Kurze Statements einzelner Akteure und Akteurinnen wechseln einander ab – es handelt sich also nicht um Frage-Antwort oder Gruppentherapie; tatsächlich wirkt es, als wären mit allen Einzelgespräche geführt worden, die dann zerstückelt an die passenden Stellen kuratiert wurden – und das sehr gut.

So ergeben sich einander ergänzende als auch voneinander abweichende Einschätzungen, Erinnerungen und Perspektiven auf ein Genre, das eigentlich keines ist. Deutschsprachiger Hip-Hop wird in einer Vielschichtigkeit abgebildet, die oft medialen Verkürzungen und Zuspitzungen zum Opfer fällt. Auch Themen wie Sexismus, Antisemitismus, Rassismus werden von der Szene selbst kritisch reflektiert.

Vorurteile beseitigen

Könnt ihr uns hören? zeichnet den Weg von Deutschrap als einem Hobby von ein paar Nerds zu der aktuell so erfolgreichen Musik nach. Man begegnet Protagonisten, die putzen gingen, nur um sich ihre erste MPC zum Beatproduzieren zu kaufen, und anderen, denen schon nach einem Hit Plattenverträge hinterhergeworfen wurden.

Nicht nur musikalische, sondern auch ideologische Welten prallen aufeinander. Könnt ihr uns hören? funktioniert aber auch als Zeilenkommentar zu einer "Playlist", die sich aus dem Lesen ergibt. Die Meilensteine, die wichtigsten Alben und Tracks werden besprochen, und gerne hört man die ein oder andere Nummer im Hintergrund, während ihre Entstehung – oft von den Machern selbst – beschrieben wird.

Könnt ihr uns hören? liest sich angenehmer mit etwas Vorwissen, aber auch gänzlich Unbeleckte werden darin Themen finden, die auch abseits von Hip-Hop, von Musik im Allgemeinen relevant sind, und sei es nur die Suche nach der eigenen Stimme, der eigenen Identität.

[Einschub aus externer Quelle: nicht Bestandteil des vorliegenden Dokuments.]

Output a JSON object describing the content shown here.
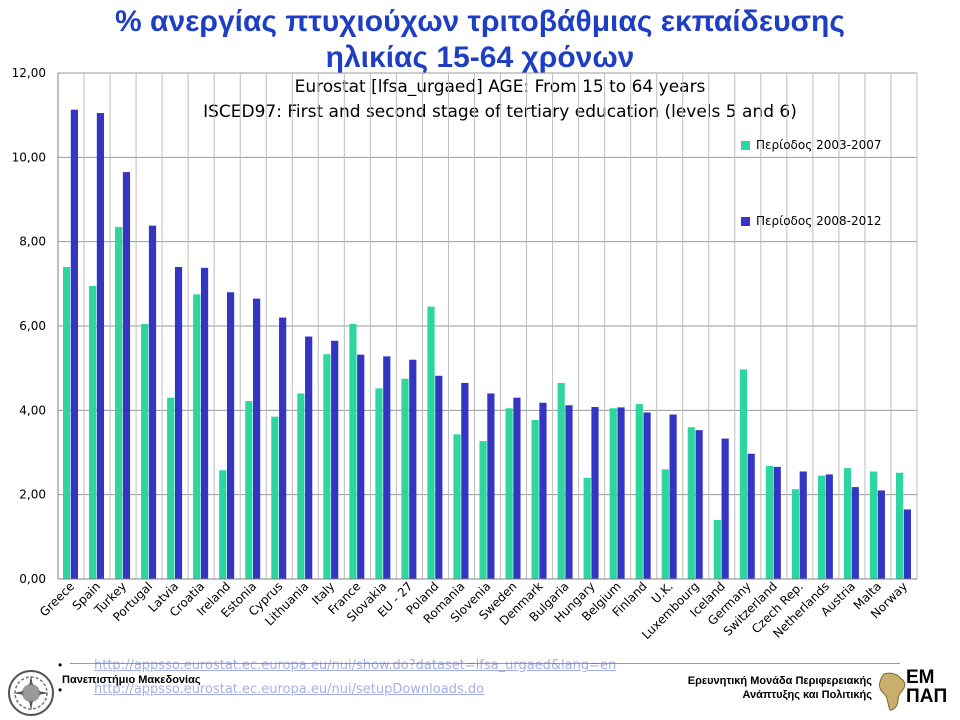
{
  "title_line1": "% ανεργίας πτυχιούχων τριτοβάθμιας εκπαίδευσης",
  "title_line2": "ηλικίας 15-64 χρόνων",
  "colors": {
    "series1": "#2dd6a0",
    "series2": "#3535c4",
    "title": "#1e3fc4"
  },
  "chart_data": {
    "type": "bar",
    "subtitle": [
      "Eurostat [lfsa_urgaed]  AGE: From 15 to 64 years",
      "ISCED97: First and second stage of tertiary education (levels 5 and 6)"
    ],
    "categories": [
      "Greece",
      "Spain",
      "Turkey",
      "Portugal",
      "Latvia",
      "Croatia",
      "Ireland",
      "Estonia",
      "Cyprus",
      "Lithuania",
      "Italy",
      "France",
      "Slovakia",
      "EU - 27",
      "Poland",
      "Romania",
      "Slovenia",
      "Sweden",
      "Denmark",
      "Bulgaria",
      "Hungary",
      "Belgium",
      "Finland",
      "U.K.",
      "Luxembourg",
      "Iceland",
      "Germany",
      "Switzerland",
      "Czech Rep.",
      "Netherlands",
      "Austria",
      "Malta",
      "Norway"
    ],
    "series": [
      {
        "name": "Περίοδος 2003-2007",
        "values": [
          7.4,
          6.95,
          8.35,
          6.05,
          4.3,
          6.75,
          2.58,
          4.22,
          3.85,
          4.4,
          5.33,
          6.05,
          4.52,
          4.75,
          6.46,
          3.43,
          3.27,
          4.05,
          3.77,
          4.65,
          2.4,
          4.05,
          4.15,
          2.6,
          3.6,
          1.4,
          4.97,
          2.68,
          2.13,
          2.45,
          2.63,
          2.55,
          2.52
        ]
      },
      {
        "name": "Περίοδος 2008-2012",
        "values": [
          11.13,
          11.05,
          9.65,
          8.38,
          7.4,
          7.38,
          6.8,
          6.65,
          6.2,
          5.75,
          5.65,
          5.32,
          5.28,
          5.2,
          4.82,
          4.65,
          4.4,
          4.3,
          4.18,
          4.12,
          4.08,
          4.07,
          3.95,
          3.9,
          3.53,
          3.33,
          2.97,
          2.66,
          2.55,
          2.48,
          2.18,
          2.1,
          1.65
        ]
      }
    ],
    "yticks": [
      "0,00",
      "2,00",
      "4,00",
      "6,00",
      "8,00",
      "10,00",
      "12,00"
    ],
    "ylim": [
      0,
      12
    ],
    "grid": true,
    "legend_position": "right"
  },
  "footer": {
    "link1": "http://appsso.eurostat.ec.europa.eu/nui/show.do?dataset=lfsa_urgaed&lang=en",
    "link2": "http://appsso.eurostat.ec.europa.eu/nui/setupDownloads.do",
    "bullet": "•",
    "university": "Πανεπιστήμιο Μακεδονίας",
    "unit_line1": "Ερευνητική Μονάδα Περιφερειακής",
    "unit_line2": "Ανάπτυξης και Πολιτικής",
    "logo_text_line1": "ΕΜ",
    "logo_text_line2": "ΠΑΠ"
  }
}
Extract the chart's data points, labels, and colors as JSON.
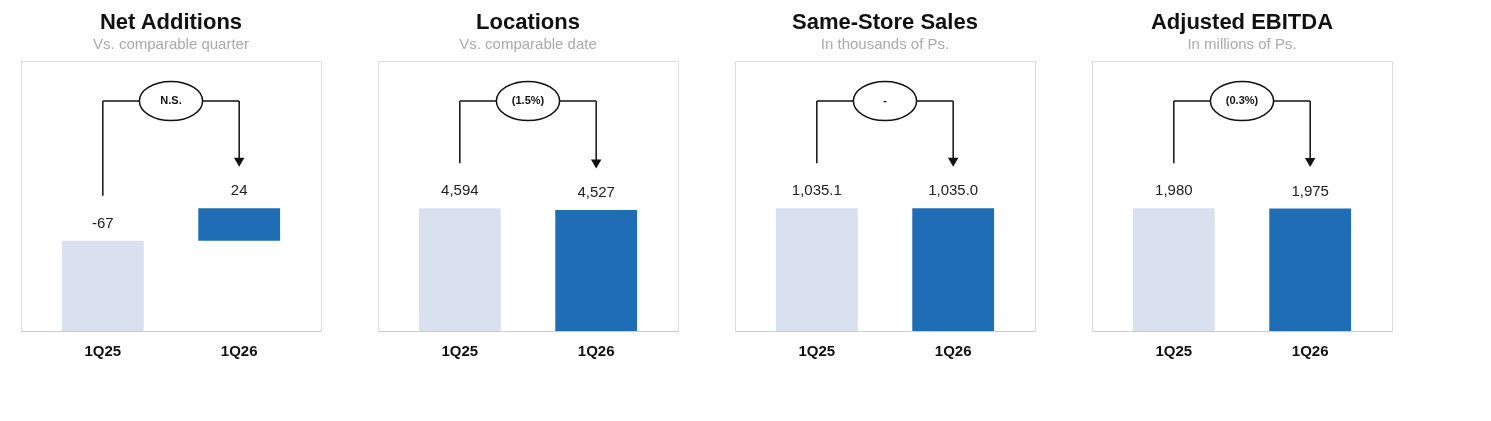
{
  "chart_data": [
    {
      "type": "bar",
      "title": "Net Additions",
      "subtitle": "Vs. comparable quarter",
      "categories": [
        "1Q25",
        "1Q26"
      ],
      "values": [
        -67,
        24
      ],
      "colors": [
        "#d9e1f0",
        "#1f6eb5"
      ],
      "value_labels": [
        "-67",
        "24"
      ],
      "annotations": [
        "N.S."
      ]
    },
    {
      "type": "bar",
      "title": "Locations",
      "subtitle": "Vs. comparable date",
      "categories": [
        "1Q25",
        "1Q26"
      ],
      "values": [
        4594,
        4527
      ],
      "colors": [
        "#d9e1f0",
        "#1f6eb5"
      ],
      "value_labels": [
        "4,594",
        "4,527"
      ],
      "annotations": [
        "(1.5%)"
      ]
    },
    {
      "type": "bar",
      "title": "Same-Store Sales",
      "subtitle": "In thousands of Ps.",
      "categories": [
        "1Q25",
        "1Q26"
      ],
      "values": [
        1035.1,
        1035.0
      ],
      "colors": [
        "#d9e1f0",
        "#1f6eb5"
      ],
      "value_labels": [
        "1,035.1",
        "1,035.0"
      ],
      "annotations": [
        "-"
      ]
    },
    {
      "type": "bar",
      "title": "Adjusted EBITDA",
      "subtitle": "In millions of Ps.",
      "categories": [
        "1Q25",
        "1Q26"
      ],
      "values": [
        1980,
        1975
      ],
      "colors": [
        "#d9e1f0",
        "#1f6eb5"
      ],
      "value_labels": [
        "1,980",
        "1,975"
      ],
      "annotations": [
        "(0.3%)"
      ]
    }
  ]
}
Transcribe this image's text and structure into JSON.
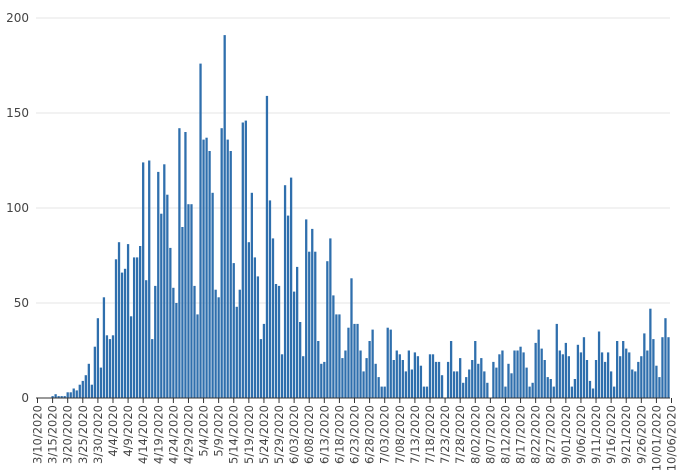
{
  "chart_data": {
    "type": "bar",
    "title": "",
    "xlabel": "",
    "ylabel": "",
    "ylim": [
      0,
      200
    ],
    "yticks": [
      0,
      50,
      100,
      150,
      200
    ],
    "grid": "horizontal",
    "bar_color": "#2f6fad",
    "start_date": "2020-03-10",
    "x_tick_labels": [
      "3/10/2020",
      "3/15/2020",
      "3/20/2020",
      "3/25/2020",
      "3/30/2020",
      "4/4/2020",
      "4/9/2020",
      "4/14/2020",
      "4/19/2020",
      "4/24/2020",
      "4/29/2020",
      "5/4/2020",
      "5/9/2020",
      "5/14/2020",
      "5/19/2020",
      "5/24/2020",
      "5/29/2020",
      "6/03/2020",
      "6/08/2020",
      "6/13/2020",
      "6/18/2020",
      "6/23/2020",
      "6/28/2020",
      "7/03/2020",
      "7/08/2020",
      "7/13/2020",
      "7/18/2020",
      "7/23/2020",
      "7/28/2020",
      "8/02/2020",
      "8/07/2020",
      "8/12/2020",
      "8/17/2020",
      "8/22/2020",
      "8/27/2020",
      "9/01/2020",
      "9/06/2020",
      "9/11/2020",
      "9/16/2020",
      "9/21/2020",
      "9/26/2020",
      "10/01/2020",
      "10/06/2020"
    ],
    "values": [
      0,
      0,
      0,
      0,
      0,
      1,
      2,
      1,
      1,
      1,
      3,
      3,
      5,
      4,
      7,
      9,
      12,
      18,
      7,
      27,
      42,
      16,
      53,
      33,
      31,
      33,
      73,
      82,
      66,
      68,
      81,
      43,
      74,
      74,
      80,
      124,
      62,
      125,
      31,
      59,
      119,
      97,
      123,
      107,
      79,
      58,
      50,
      142,
      90,
      140,
      102,
      102,
      59,
      44,
      176,
      136,
      137,
      130,
      108,
      57,
      53,
      142,
      191,
      136,
      130,
      71,
      48,
      57,
      145,
      146,
      82,
      108,
      74,
      64,
      31,
      39,
      159,
      104,
      84,
      60,
      59,
      23,
      112,
      96,
      116,
      56,
      69,
      40,
      22,
      94,
      77,
      89,
      77,
      30,
      18,
      19,
      72,
      84,
      54,
      44,
      44,
      21,
      25,
      37,
      63,
      39,
      39,
      25,
      14,
      21,
      30,
      36,
      18,
      11,
      6,
      6,
      37,
      36,
      20,
      25,
      23,
      20,
      14,
      25,
      15,
      24,
      22,
      17,
      6,
      6,
      23,
      23,
      19,
      19,
      12,
      0,
      19,
      30,
      14,
      14,
      21,
      8,
      11,
      15,
      20,
      30,
      18,
      21,
      14,
      8,
      0,
      19,
      16,
      23,
      25,
      6,
      18,
      13,
      25,
      25,
      27,
      24,
      16,
      6,
      8,
      29,
      36,
      26,
      20,
      11,
      10,
      6,
      39,
      25,
      23,
      29,
      22,
      6,
      10,
      28,
      24,
      32,
      20,
      9,
      5,
      20,
      35,
      24,
      19,
      24,
      14,
      6,
      30,
      22,
      30,
      26,
      24,
      15,
      14,
      19,
      22,
      34,
      25,
      47,
      31,
      17,
      11,
      32,
      42,
      32
    ]
  }
}
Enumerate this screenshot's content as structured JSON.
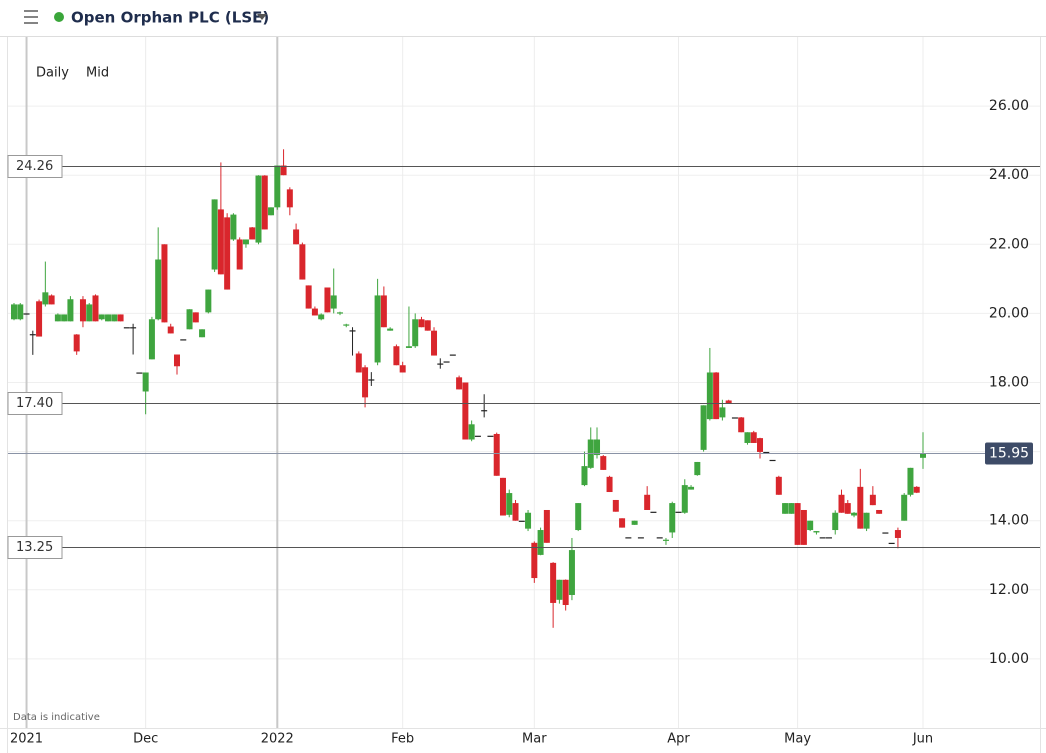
{
  "header": {
    "title": "Open Orphan PLC (LSE)",
    "interval": "Daily",
    "price_type": "Mid"
  },
  "chart_data": {
    "type": "candlestick",
    "note": "Data is indicative",
    "up_color": "#3fa53f",
    "down_color": "#d9262c",
    "flat_color": "#222222",
    "ylim": [
      8,
      28
    ],
    "yticks": [
      {
        "value": 10,
        "label": "10.00"
      },
      {
        "value": 12,
        "label": "12.00"
      },
      {
        "value": 14,
        "label": "14.00"
      },
      {
        "value": 16,
        "label": "16.00"
      },
      {
        "value": 18,
        "label": "18.00"
      },
      {
        "value": 20,
        "label": "20.00"
      },
      {
        "value": 22,
        "label": "22.00"
      },
      {
        "value": 24,
        "label": "24.00"
      },
      {
        "value": 26,
        "label": "26.00"
      }
    ],
    "reference_lines": [
      24.26,
      {
        "value": 17.4,
        "label": "17.40"
      },
      13.25
    ],
    "last_price": 15.95,
    "categories": [
      null,
      null,
      "2021",
      null,
      null,
      null,
      null,
      null,
      null,
      null,
      null,
      null,
      null,
      null,
      null,
      null,
      null,
      null,
      null,
      null,
      null,
      "Dec",
      null,
      null,
      null,
      null,
      null,
      null,
      null,
      null,
      null,
      null,
      null,
      null,
      null,
      null,
      null,
      null,
      null,
      null,
      null,
      null,
      "2022",
      null,
      null,
      null,
      null,
      null,
      null,
      null,
      null,
      null,
      null,
      null,
      null,
      null,
      null,
      null,
      null,
      null,
      null,
      null,
      "Feb",
      null,
      null,
      null,
      null,
      null,
      null,
      null,
      null,
      null,
      null,
      null,
      null,
      null,
      null,
      null,
      null,
      null,
      null,
      null,
      null,
      "Mar",
      null,
      null,
      null,
      null,
      null,
      null,
      null,
      null,
      null,
      null,
      null,
      null,
      null,
      null,
      null,
      null,
      null,
      null,
      null,
      null,
      null,
      null,
      "Apr",
      null,
      null,
      null,
      null,
      null,
      null,
      null,
      null,
      null,
      null,
      null,
      null,
      null,
      null,
      null,
      null,
      null,
      null,
      "May",
      null,
      null,
      null,
      null,
      null,
      null,
      null,
      null,
      null,
      null,
      null,
      null,
      null,
      null,
      null,
      null,
      null,
      null,
      null,
      "Jun"
    ],
    "open": [
      19.83,
      19.83,
      20.0,
      19.4,
      20.35,
      20.26,
      20.52,
      19.77,
      19.77,
      19.77,
      19.39,
      20.41,
      19.77,
      20.52,
      19.83,
      19.77,
      19.77,
      19.97,
      19.6,
      19.6,
      18.29,
      17.74,
      18.67,
      19.83,
      22.0,
      19.62,
      18.81,
      19.25,
      19.54,
      20.03,
      19.31,
      20.03,
      21.27,
      23.01,
      22.78,
      22.14,
      22.14,
      22.0,
      22.49,
      22.05,
      23.99,
      22.84,
      23.07,
      24.28,
      23.59,
      22.43,
      22.0,
      20.81,
      20.14,
      19.83,
      20.75,
      20.14,
      20.0,
      19.65,
      19.51,
      18.84,
      18.44,
      18.09,
      18.58,
      20.52,
      19.5,
      19.05,
      18.5,
      19.0,
      19.05,
      19.83,
      19.8,
      19.5,
      18.55,
      18.61,
      18.81,
      18.15,
      18.0,
      16.35,
      16.46,
      17.2,
      16.46,
      16.51,
      15.24,
      14.17,
      14.51,
      14.0,
      13.77,
      13.36,
      13.01,
      14.31,
      12.78,
      11.71,
      12.29,
      11.85,
      13.73,
      15.03,
      15.53,
      15.9,
      15.87,
      15.27,
      14.6,
      14.07,
      13.52,
      13.88,
      13.52,
      14.75,
      14.26,
      13.52,
      13.43,
      13.66,
      14.26,
      14.23,
      14.9,
      15.32,
      16.05,
      16.94,
      18.29,
      16.99,
      17.48,
      16.99,
      16.99,
      16.25,
      16.56,
      16.39,
      15.99,
      15.76,
      15.27,
      14.2,
      14.2,
      14.51,
      14.31,
      13.73,
      13.66,
      13.52,
      13.52,
      13.73,
      14.75,
      14.51,
      14.15,
      14.98,
      13.77,
      14.75,
      14.31,
      13.66,
      13.36,
      13.73,
      14.0,
      14.75,
      14.98,
      15.82
    ],
    "high": [
      20.3,
      20.3,
      20.0,
      19.5,
      20.4,
      21.5,
      20.55,
      20.0,
      19.97,
      20.5,
      19.4,
      20.5,
      20.3,
      20.55,
      19.97,
      19.97,
      19.97,
      19.97,
      19.6,
      19.7,
      18.29,
      18.29,
      19.9,
      22.49,
      22.0,
      19.7,
      18.81,
      19.25,
      20.12,
      20.03,
      19.54,
      20.69,
      23.3,
      24.37,
      22.9,
      22.9,
      22.2,
      22.14,
      22.5,
      24.0,
      24.0,
      23.07,
      24.28,
      24.75,
      23.65,
      22.6,
      22.05,
      20.81,
      20.2,
      20.0,
      20.75,
      21.3,
      20.05,
      19.7,
      19.6,
      18.9,
      18.5,
      18.3,
      21.0,
      20.78,
      19.6,
      19.1,
      18.6,
      20.2,
      20.0,
      19.9,
      19.8,
      19.6,
      18.7,
      18.61,
      18.81,
      18.2,
      18.0,
      16.9,
      16.46,
      17.66,
      16.46,
      16.55,
      15.24,
      14.9,
      14.6,
      14.0,
      14.31,
      13.4,
      13.8,
      14.31,
      12.8,
      12.29,
      12.3,
      13.5,
      14.51,
      16.0,
      16.7,
      16.7,
      15.9,
      15.3,
      14.6,
      14.07,
      13.52,
      14.0,
      13.52,
      15.0,
      14.26,
      13.52,
      13.5,
      14.55,
      14.26,
      15.2,
      15.03,
      15.7,
      17.34,
      19.0,
      18.3,
      17.5,
      17.5,
      16.99,
      17.0,
      16.56,
      16.6,
      16.4,
      15.99,
      15.76,
      15.3,
      14.51,
      14.51,
      14.51,
      14.31,
      14.0,
      13.7,
      13.52,
      13.52,
      14.3,
      14.9,
      14.6,
      14.25,
      15.5,
      14.23,
      15.0,
      14.31,
      13.66,
      13.36,
      13.8,
      14.8,
      15.53,
      15.0,
      16.56
    ],
    "low": [
      19.8,
      19.8,
      20.0,
      18.8,
      19.33,
      20.2,
      20.26,
      19.77,
      19.77,
      19.77,
      18.8,
      19.6,
      19.77,
      19.77,
      19.8,
      19.77,
      19.77,
      19.77,
      19.6,
      18.81,
      18.29,
      17.08,
      18.67,
      19.8,
      19.74,
      19.42,
      18.23,
      19.25,
      19.54,
      19.74,
      19.31,
      20.0,
      21.2,
      21.13,
      20.69,
      22.1,
      21.27,
      21.9,
      22.14,
      22.0,
      22.43,
      22.84,
      23.0,
      24.0,
      22.84,
      22.0,
      20.98,
      20.14,
      19.94,
      19.8,
      20.03,
      20.0,
      19.95,
      19.6,
      18.78,
      18.29,
      17.28,
      17.9,
      18.5,
      19.6,
      19.5,
      18.5,
      18.29,
      19.0,
      19.0,
      19.6,
      19.5,
      18.78,
      18.4,
      18.61,
      18.81,
      17.8,
      16.35,
      16.3,
      16.46,
      16.99,
      16.46,
      15.3,
      14.15,
      14.1,
      14.0,
      14.0,
      13.7,
      12.2,
      13.0,
      13.36,
      10.9,
      11.6,
      11.4,
      11.7,
      13.7,
      15.0,
      15.5,
      15.8,
      15.47,
      14.83,
      14.26,
      13.8,
      13.52,
      13.88,
      13.52,
      14.31,
      14.26,
      13.52,
      13.3,
      13.5,
      14.26,
      14.2,
      14.9,
      15.3,
      16.0,
      16.9,
      16.94,
      16.9,
      17.4,
      16.99,
      16.56,
      16.2,
      16.25,
      15.8,
      15.99,
      15.76,
      14.75,
      14.2,
      14.2,
      13.3,
      13.3,
      13.7,
      13.6,
      13.52,
      13.52,
      13.6,
      14.23,
      14.2,
      14.1,
      13.77,
      13.7,
      14.45,
      14.2,
      13.66,
      13.36,
      13.2,
      14.0,
      14.7,
      14.8,
      15.5
    ],
    "close": [
      20.26,
      20.26,
      20.0,
      19.4,
      19.33,
      20.61,
      20.26,
      19.97,
      19.97,
      20.41,
      18.9,
      19.77,
      20.26,
      19.77,
      19.97,
      19.97,
      19.97,
      19.77,
      19.6,
      19.6,
      18.29,
      18.29,
      19.83,
      21.56,
      19.74,
      19.42,
      18.47,
      19.25,
      20.12,
      19.74,
      19.54,
      20.69,
      23.3,
      21.13,
      20.69,
      22.86,
      21.27,
      22.14,
      22.14,
      23.99,
      22.43,
      23.07,
      24.28,
      24.0,
      23.07,
      22.0,
      20.98,
      20.14,
      19.94,
      19.97,
      20.03,
      20.52,
      20.03,
      19.68,
      19.51,
      18.29,
      17.57,
      18.09,
      20.52,
      19.6,
      19.56,
      18.5,
      18.29,
      19.05,
      19.83,
      19.6,
      19.5,
      18.78,
      18.55,
      18.61,
      18.81,
      17.8,
      16.35,
      16.79,
      16.46,
      17.2,
      16.46,
      15.3,
      14.15,
      14.8,
      14.0,
      14.0,
      14.23,
      12.34,
      13.73,
      13.36,
      11.62,
      12.29,
      11.56,
      13.15,
      14.51,
      15.58,
      16.35,
      16.35,
      15.47,
      14.83,
      14.26,
      13.8,
      13.52,
      14.0,
      13.52,
      14.31,
      14.26,
      13.52,
      13.45,
      14.51,
      14.26,
      15.03,
      14.98,
      15.7,
      17.34,
      18.29,
      16.94,
      17.28,
      17.4,
      16.99,
      16.56,
      16.56,
      16.25,
      15.99,
      15.99,
      15.76,
      14.75,
      14.51,
      14.51,
      13.3,
      13.3,
      14.0,
      13.7,
      13.52,
      13.52,
      14.23,
      14.23,
      14.2,
      14.23,
      13.77,
      14.23,
      14.45,
      14.2,
      13.66,
      13.36,
      13.5,
      14.75,
      15.53,
      14.81,
      15.95
    ]
  }
}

Kann dieses Buch ein paar Vorurteile beseitigen? Ja! Es ist kurzweilig, spannend oft sehr lustig, manchmal lächerlich, dann wieder selbstironisch, meistens klug und lehrreich. Und sollte Ihr Kind es dann doch peinlich finden, lesen Sie es einfach selbst. (Amira Ben Saoud, 19.12.2019)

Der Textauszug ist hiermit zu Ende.